Allen & Badcock have given an excellent review of evolutionary theories of depression.  I would like to add a word for the benefit of those who are working on the proximate causes of depression using animal models, particularly those using subordination stress to induce presumed depressed mood.   In the last century much work was done on subordination stress because it was noticed that subordinate animals tended to get cardiovascular, gastrointestinal and renal lesions.  The affected animals were not considered a model of depressed mood, which was thought to be related exclusively to attachment behavior and to be caused by separation or loss.  The work was supported by departments of general medicine, not psychiatry.  The social competition theory of depression was stitched together by six psychiatrists and one clinical psychologist, all in full time clinical practice, and seeing a lot of depressed patients (Gardner, 1982; Price et al., 1994;  Rohde, 2001;  Price et al., 2004;  Gilbert, 2004, 2006;  Sloman et al., 2006;  Wilson & Price, in press).  It was useful in treatment because to see depression as involuntary subordination gave alternative strategies such as voluntary subordination, negotiation, and leaving the arena (the prototype is the biblical Job, in whom voluntary submission to God effected a considerable improvement in his mental state and circumstances).  It also pointed to a wealth of animal models, since subordination has most likely been a feature of social life in every generation since our common ancestor with reptiles;  Although many hunter gatherers are thought to be egalitarian, “humans are innately disposed to form social dominance hierarchies similar to those of the African great apes, but ... prehistoric hunter-gatherers, acting as moral communities, were largely able to neutralise such tendencies – just as extant hunter-gatherers do” (Boehm, 1999, p.64).

   Although the whole brain must be affected by depressed mood, the control mechanism is likely to be in the reptilian forebrain (corpus striatum).  Reptiles would make a good animal model for the study of depression, especially because many of them change color when they lose rank.

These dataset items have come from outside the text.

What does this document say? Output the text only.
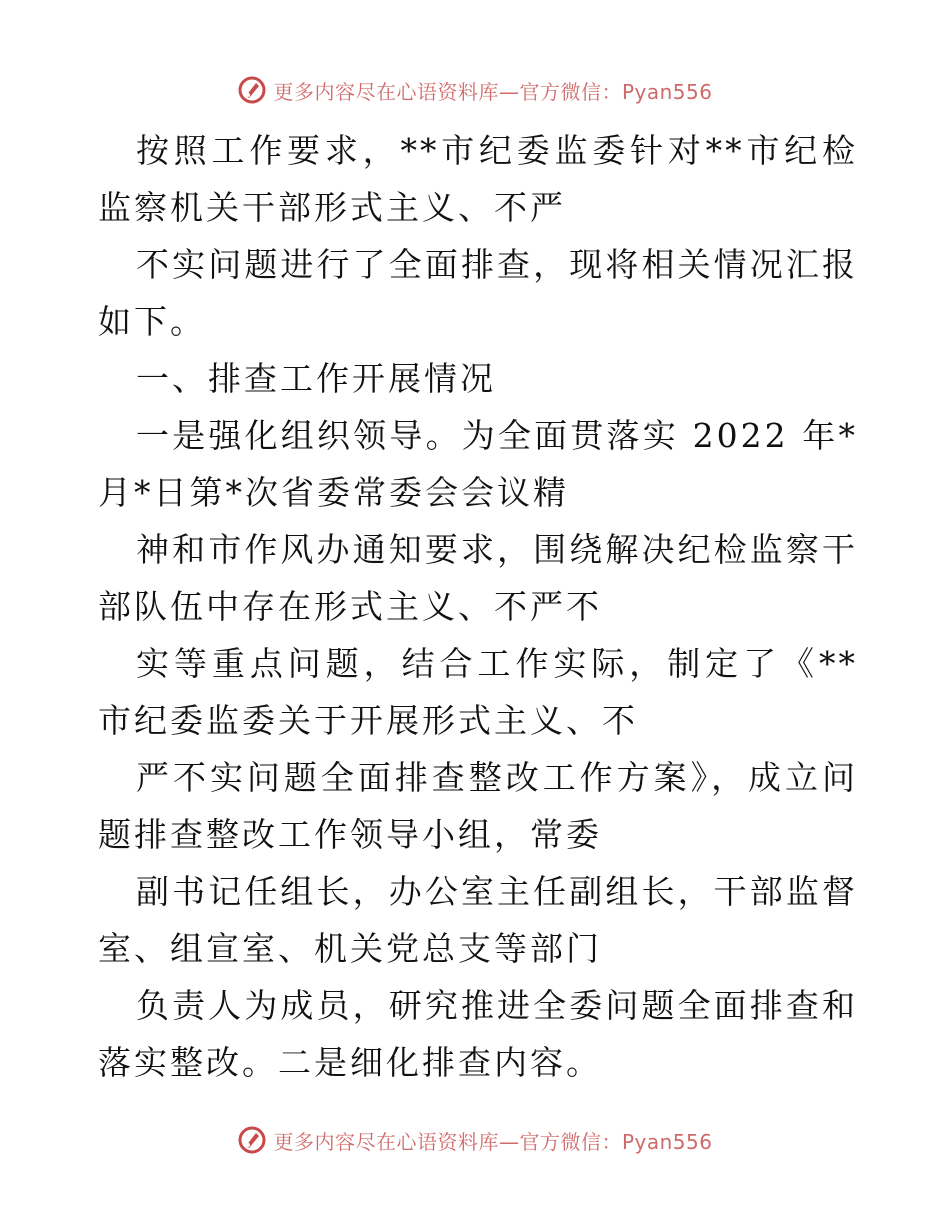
更多内容尽在心语资料库—官方微信：Pyan556

按照工作要求，**市纪委监委针对**市纪检监察机关干部形式主义、不严

不实问题进行了全面排查，现将相关情况汇报如下。

一、排查工作开展情况

一是强化组织领导。为全面贯落实 2022 年*月*日第*次省委常委会会议精

神和市作风办通知要求，围绕解决纪检监察干部队伍中存在形式主义、不严不

实等重点问题，结合工作实际，制定了《**市纪委监委关于开展形式主义、不

严不实问题全面排查整改工作方案》，成立问题排查整改工作领导小组，常委

副书记任组长，办公室主任副组长，干部监督室、组宣室、机关党总支等部门

负责人为成员，研究推进全委问题全面排查和落实整改。二是细化排查内容。

更多内容尽在心语资料库—官方微信：Pyan556
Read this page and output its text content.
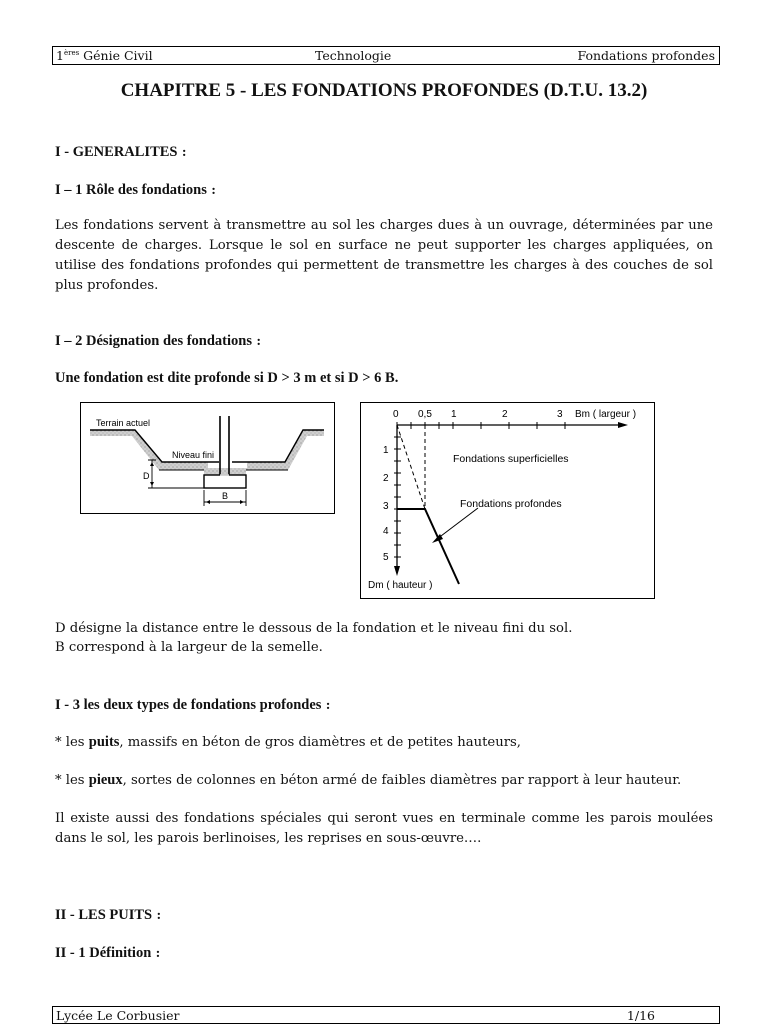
1ères Génie Civil	Technologie	Fondations profondes
CHAPITRE 5 - LES FONDATIONS PROFONDES (D.T.U. 13.2)
I - GENERALITES :
I – 1 Rôle des fondations :
Les fondations servent à transmettre au sol les charges dues à un ouvrage, déterminées par une
descente de charges. Lorsque le sol en surface ne peut supporter les charges appliquées, on
utilise des fondations profondes qui permettent de transmettre les charges à des couches de sol
plus profondes.
I – 2 Désignation des fondations :
Une fondation est dite profonde si D > 3 m et si D > 6 B.
Terrain actuel
Niveau fini
D
B
0 0,5 1	2	3 Bm ( largeur )
1
2
3
4
5
Dm ( hauteur )
Fondations superficielles
Fondations profondes
D désigne la distance entre le dessous de la fondation et le niveau fini du sol.
B correspond à la largeur de la semelle.
I - 3 les deux types de fondations profondes :
* les puits, massifs en béton de gros diamètres et de petites hauteurs,
* les pieux, sortes de colonnes en béton armé de faibles diamètres par rapport à leur hauteur.
Il existe aussi des fondations spéciales qui seront vues en terminale comme les parois moulées
dans le sol, les parois berlinoises, les reprises en sous-œuvre….
II - LES PUITS :
II - 1 Définition :
Lycée Le Corbusier	1/16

PubMed lists no reports of research on depressive illness using reptiles, whereas there are 696 reports in which rodents were used.  Another promising model is the vervet monkey, one strain of which (but not, unfortunately, the vervets studied by McGuire and his colleagues (Raleigh et al., 1984)) have a bright blue scrotal skin which seems to be part of its dominance display, and turns white when it falls in rank (due to hydration of the collagen fibrils which give it the Tyndall blue (Price et al., 1976)).  It would be unwise to put all our investment into rodent work, such as the resident/intruder paradigm, because subordination in rodents appears to be mediated by the presence of the dominant animal (possibly by olfaction) and may be a different mechanism from other vertebrates, in which the subordination reaction is maintained after separation from the aggressor.  Many rodents hibernate, and possibly the depressive mechanism has been taken over in rodents to control hibernation, which would explain the similarities of brain function in depression and hibernation (Tsiouris, 2005).

   Three of the theories described by Allen are very similar, and posit a mechanism which regulates appetitive social behavior or social initiative.  Nesse’s (2000) theory that environmental propitiousness regulates investment is similar to Allen & Badcock’s risk aversion theory, since all investment is risky;  and both are similar to the social competition theory, since for a group living animal the main investment it can make is to challenge a higher ranking animal and attempt a rank reversal, and this is a risky undertaking.  The main difference is between those who see mood as an adaptive regulating mechanism and those who regard depression as a disease caused by maladaptive mutations at a sufficiently large number of loci to account for its universal high prevalence (Keller & Miller, in press).  The jury is still out, but in my view the likelihood of depression being a mechanism which has been regulating competitive behavior in most vertebrates for the last 300 million years or so is sufficiently high to justify a large expenditure of research effort on animal models of depression.